« Back403ing AI Crawlerscoryd.devSubmitted by cdme 10 months ago
  • delifue 10 months ago

    In my opinion, the best way of fighting with crawlers is not giving error feedback (403). The best way is to give the crawlers low-quality AI-generated data.

    • marcus0x62 10 months ago

      Self plug, but I made this to deal with bots on my site: https://marcusb.org/hacks/quixotic.html. It is a simple markov generator to obfuscate content (static-site friendly, no server-side dynamic generation required) and an optional link-maze to send incorrigible bots to 100% markov-generated non-sense (requires a server-side component.)

      I do serve a legit robots.txt file to warn the scrapers I know about away.

      • shakna 10 months ago

        I may have a system in place that starts the pipeline for fetching a very, very large file (16TB, text file designed for testing). Not hosted by myself, except the first shard.

        A surprising number of agents try to download the whole thing.

        • kazinator 10 months ago

          Right, and that's why honeypots work against many targets. Why serve them an actual file, when a cgi script or whatever can just generate output in a loop.

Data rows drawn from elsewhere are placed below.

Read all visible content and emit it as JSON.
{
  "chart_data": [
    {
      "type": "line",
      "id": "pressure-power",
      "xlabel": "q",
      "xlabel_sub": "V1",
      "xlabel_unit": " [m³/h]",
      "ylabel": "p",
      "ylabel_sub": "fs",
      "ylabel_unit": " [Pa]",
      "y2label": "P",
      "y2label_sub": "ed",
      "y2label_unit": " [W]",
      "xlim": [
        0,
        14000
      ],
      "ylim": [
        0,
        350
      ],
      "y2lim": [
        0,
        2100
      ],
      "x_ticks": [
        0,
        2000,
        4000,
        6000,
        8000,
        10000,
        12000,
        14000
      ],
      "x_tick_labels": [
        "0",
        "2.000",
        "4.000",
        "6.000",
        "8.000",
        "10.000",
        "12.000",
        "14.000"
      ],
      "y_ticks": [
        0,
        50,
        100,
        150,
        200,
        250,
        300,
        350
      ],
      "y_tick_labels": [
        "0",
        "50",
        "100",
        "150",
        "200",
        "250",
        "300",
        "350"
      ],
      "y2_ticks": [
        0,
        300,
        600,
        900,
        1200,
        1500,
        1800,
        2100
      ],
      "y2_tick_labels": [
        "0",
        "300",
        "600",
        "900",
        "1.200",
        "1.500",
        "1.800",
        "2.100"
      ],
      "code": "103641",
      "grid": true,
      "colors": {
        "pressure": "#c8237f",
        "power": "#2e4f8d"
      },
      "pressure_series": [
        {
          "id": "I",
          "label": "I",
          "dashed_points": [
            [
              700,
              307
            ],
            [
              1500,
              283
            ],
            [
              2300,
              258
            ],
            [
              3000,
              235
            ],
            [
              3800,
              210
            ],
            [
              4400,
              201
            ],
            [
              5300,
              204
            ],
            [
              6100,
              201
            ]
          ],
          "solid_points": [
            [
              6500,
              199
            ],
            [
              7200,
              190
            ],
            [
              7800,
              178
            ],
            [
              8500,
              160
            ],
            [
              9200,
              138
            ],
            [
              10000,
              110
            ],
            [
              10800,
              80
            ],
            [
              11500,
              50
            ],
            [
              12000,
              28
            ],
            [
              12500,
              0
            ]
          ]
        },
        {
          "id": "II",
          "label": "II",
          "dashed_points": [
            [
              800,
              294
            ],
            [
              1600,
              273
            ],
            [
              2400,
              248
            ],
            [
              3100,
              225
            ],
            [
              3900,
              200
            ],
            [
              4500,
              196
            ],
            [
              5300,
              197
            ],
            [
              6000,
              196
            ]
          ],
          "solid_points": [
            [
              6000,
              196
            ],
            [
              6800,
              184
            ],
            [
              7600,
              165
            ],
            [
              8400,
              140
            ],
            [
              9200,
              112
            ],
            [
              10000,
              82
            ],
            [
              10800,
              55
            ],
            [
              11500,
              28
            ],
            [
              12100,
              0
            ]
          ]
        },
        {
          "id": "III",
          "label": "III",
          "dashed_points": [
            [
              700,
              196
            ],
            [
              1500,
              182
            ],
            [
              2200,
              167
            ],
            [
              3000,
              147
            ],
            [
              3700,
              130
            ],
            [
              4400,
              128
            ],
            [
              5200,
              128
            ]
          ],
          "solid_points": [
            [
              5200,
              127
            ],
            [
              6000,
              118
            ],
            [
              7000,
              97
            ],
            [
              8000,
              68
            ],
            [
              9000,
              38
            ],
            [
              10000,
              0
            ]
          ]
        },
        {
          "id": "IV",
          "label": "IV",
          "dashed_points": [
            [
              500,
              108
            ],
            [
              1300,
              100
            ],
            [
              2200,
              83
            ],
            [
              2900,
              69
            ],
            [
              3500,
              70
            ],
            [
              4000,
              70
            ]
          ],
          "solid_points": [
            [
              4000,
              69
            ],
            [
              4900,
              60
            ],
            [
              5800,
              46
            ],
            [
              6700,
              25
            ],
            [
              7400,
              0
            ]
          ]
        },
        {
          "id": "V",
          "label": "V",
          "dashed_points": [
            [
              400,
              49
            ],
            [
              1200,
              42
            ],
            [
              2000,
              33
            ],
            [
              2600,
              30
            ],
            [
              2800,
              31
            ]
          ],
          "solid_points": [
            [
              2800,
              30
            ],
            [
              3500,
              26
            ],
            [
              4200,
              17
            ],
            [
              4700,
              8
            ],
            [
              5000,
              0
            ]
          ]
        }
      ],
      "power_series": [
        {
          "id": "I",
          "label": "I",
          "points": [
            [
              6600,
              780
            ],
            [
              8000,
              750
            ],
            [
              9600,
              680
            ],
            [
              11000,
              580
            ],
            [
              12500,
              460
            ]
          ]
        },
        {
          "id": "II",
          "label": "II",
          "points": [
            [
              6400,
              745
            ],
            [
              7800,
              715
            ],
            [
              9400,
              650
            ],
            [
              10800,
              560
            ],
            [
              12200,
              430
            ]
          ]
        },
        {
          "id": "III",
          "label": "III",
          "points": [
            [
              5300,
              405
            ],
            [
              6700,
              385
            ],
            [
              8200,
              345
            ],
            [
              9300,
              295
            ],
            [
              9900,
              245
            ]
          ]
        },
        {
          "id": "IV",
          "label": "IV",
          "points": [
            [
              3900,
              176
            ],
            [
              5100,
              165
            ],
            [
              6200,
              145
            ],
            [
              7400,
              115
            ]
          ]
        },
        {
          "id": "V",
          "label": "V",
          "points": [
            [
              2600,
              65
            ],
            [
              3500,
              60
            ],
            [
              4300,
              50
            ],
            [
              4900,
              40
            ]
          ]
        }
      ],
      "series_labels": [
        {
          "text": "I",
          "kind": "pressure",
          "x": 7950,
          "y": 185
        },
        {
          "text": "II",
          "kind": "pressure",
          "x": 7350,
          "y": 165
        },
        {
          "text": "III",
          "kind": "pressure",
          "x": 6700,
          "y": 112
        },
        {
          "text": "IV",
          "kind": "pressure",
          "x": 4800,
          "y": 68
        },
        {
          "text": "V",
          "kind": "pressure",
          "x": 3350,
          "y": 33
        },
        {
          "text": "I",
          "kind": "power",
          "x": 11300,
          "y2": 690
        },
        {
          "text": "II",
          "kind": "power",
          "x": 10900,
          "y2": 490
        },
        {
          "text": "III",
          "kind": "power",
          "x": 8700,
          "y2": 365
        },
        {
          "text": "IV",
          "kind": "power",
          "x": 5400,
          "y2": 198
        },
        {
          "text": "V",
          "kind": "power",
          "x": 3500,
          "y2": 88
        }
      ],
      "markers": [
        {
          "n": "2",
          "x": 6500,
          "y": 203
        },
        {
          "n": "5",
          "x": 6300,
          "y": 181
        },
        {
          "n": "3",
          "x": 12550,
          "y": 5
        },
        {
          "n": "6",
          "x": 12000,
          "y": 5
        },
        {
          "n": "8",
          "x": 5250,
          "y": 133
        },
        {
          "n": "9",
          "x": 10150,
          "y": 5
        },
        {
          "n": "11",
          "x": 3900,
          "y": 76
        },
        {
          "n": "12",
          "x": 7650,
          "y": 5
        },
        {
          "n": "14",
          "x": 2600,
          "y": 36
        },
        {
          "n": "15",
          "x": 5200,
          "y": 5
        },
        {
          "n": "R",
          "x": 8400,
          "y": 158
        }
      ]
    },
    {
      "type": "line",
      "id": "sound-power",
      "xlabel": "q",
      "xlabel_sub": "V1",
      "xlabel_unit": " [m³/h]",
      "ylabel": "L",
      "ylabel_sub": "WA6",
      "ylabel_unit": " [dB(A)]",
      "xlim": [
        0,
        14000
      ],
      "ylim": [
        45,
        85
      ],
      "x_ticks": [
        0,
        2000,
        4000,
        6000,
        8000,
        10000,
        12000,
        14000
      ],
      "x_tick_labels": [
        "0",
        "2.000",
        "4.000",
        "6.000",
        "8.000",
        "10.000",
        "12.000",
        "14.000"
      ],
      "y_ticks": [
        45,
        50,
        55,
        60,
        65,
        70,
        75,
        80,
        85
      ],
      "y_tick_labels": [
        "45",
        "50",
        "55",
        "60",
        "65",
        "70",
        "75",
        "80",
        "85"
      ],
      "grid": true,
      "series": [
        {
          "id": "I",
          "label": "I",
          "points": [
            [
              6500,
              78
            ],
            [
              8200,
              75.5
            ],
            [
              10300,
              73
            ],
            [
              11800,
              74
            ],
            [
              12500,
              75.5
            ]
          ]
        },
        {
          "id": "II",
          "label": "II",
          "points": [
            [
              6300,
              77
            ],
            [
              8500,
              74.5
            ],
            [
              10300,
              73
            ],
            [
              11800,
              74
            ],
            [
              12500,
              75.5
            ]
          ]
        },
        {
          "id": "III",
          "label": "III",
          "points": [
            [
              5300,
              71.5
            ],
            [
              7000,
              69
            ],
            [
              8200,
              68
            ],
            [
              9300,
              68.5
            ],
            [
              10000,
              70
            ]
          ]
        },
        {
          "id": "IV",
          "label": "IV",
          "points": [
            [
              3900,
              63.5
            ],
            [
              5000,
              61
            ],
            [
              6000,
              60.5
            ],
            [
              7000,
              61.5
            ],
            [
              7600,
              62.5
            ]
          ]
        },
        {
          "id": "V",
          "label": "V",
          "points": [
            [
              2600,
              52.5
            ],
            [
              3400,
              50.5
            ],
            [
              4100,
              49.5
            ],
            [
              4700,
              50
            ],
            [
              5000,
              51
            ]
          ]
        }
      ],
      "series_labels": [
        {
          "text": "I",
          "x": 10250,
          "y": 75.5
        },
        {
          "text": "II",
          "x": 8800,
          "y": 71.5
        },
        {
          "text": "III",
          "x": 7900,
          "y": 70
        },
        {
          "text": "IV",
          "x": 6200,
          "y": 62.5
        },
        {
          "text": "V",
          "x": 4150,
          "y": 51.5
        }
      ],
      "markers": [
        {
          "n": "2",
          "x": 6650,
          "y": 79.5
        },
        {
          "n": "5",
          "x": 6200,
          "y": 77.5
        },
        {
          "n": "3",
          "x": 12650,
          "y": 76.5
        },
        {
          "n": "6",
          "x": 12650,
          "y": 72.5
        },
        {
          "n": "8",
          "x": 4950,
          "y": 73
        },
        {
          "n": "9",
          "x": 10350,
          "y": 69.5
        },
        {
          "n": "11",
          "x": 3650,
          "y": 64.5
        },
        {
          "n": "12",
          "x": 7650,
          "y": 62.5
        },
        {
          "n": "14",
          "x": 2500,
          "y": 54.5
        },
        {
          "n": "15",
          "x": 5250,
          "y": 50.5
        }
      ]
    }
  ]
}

          • andrewmcwatters 10 months ago

            Someone has to front the bandwidth.

            • kazinator 10 months ago

              Ah, speaking of that, of course you don't generate the fake data as fast as you can. You just trickle it out often enough for them not to time out.

              • BitPirate 10 months ago

                That's why you should run a tarpit instead.